Al Teatro Menotti di Milano, il 17 giugno 2018
La scena è aperta mentre lentamente affluiscono gli spettatori. Sul palcoscenico, alcuni semplici oggetti, tra cui un divano. Si chiacchiera, nell’attesa.
Ma lui è già lì. Quella sagoma indistinta sdraiata sul divano è Paolo Rossi, protagonista del suo ultimo spettacolo, dei quattro ispirati a Molière. E lì e dorme e sogna tutte le parti di sé, i personaggi che ha interpretato o cui ha semplicemente desiderato dare vita. Del resto “qualcuno dice che si può sognare quello che si vuole”.
Se chi sogna è Paolo Rossi non esiste trama, ma solo improvvisazione. Quell’arte apparentemente anarchica, che impone viceversa un rigorosissimo ascolto dell’altro sulla scena, per cogliere le leve e gli spunti da cui improvvisare.

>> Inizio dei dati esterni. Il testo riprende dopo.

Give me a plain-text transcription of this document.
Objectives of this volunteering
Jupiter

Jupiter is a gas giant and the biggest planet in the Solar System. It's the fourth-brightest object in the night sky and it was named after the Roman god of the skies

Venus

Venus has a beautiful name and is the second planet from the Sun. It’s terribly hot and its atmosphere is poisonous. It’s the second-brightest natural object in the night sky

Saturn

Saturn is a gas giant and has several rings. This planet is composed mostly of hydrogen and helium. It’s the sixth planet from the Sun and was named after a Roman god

Perché recitare, del resto, quando “ormai là fuori politici, giornalisti, ospiti di talk show lo fanno tutti molto meglio” ? Meglio improvvisare, in un filo che si dipana attraverso i provini degli attori candidati a far parte della compagnia. E dunque è un potpourri di musica, monologhi recitati, virtuosismi di mimo, scambi scoppiettanti di sapide improvvisazioni.
Un delizioso quartetto accompagna dal vivo con una contaminazione di canzoni e danze popolari italiane con il rebetiko, un genere musicale greco nato tra il XIX e il XX secolo. Racconta nel suo monologo Dimitris Kotsiouro, che con il rebetiko le persone emarginate esprimevano i loro disagi. In quel periodo in Grecia i profughi appartenevano a quella popolazione greca in fuga dall’Anatolia di cui era originaria, rifiutata dalla comunità civile perché diversa e viceversa accolta dal milieu malavitoso.
A ricordarci che ogni epoca declina i suoi stereotipi di diversità e i suoi miracoli di accoglienza.
Al Teatro Menotti di Milano, dal 7 al 17 giugno, lo spettacolo Il Re anarchico e i fuorilegge di Versailles di Paolo Rossi, autore regista e interprete, ha chiuso il suo personale percorso intorno a Molière con la quarta e ultima tappa: la storia di una compagnia teatrale che, tra crisi economiche e imprevisti, raggiunge Versailles.
I provini degli attori sono occasioni con cui rivelare la propria anima e raccontare i lati più o meno nascosti della persona Paolo Rossi.
Ecco dunque il seduttore improbabile di Renato Avallone e l’equilibrista stralunato Marco Ripoldi, in bilico sul filo di una immaginaria fune stesa per terra.
Inaspettata ospite è la morte, bianco vestita dall’accento ciociaro e dalla splendida voce di Chiara Tomei, in contrasto con gli stereotipi, che insiste per fare parte della compagnia.
E persino il ricordo di un giocatore funambolico come George Best, emblema massimo della imprevedibilità e quindi della improvvisazione, che segue nel gioco sue logiche creative, in una affascinante partita contro la mediocrità con la bandiera della pace.
Non mancano i tormentoni, gli accenni al vetriolo alla contemporaneità, alle situazioni personali (“già, chi rappresento io ?” si chiede sul palco Lucia Vasini, meravigliosa attrice e storica compagna di Paolo Rossi), le abituali gag sul proprio aspetto fisico (o meta-fisico, come preferisce dire lui).
Divagazioni oniriche, spettacolo, divertimento.
La platea saluta con affetto e trasporto il piccolo, grande capocomico.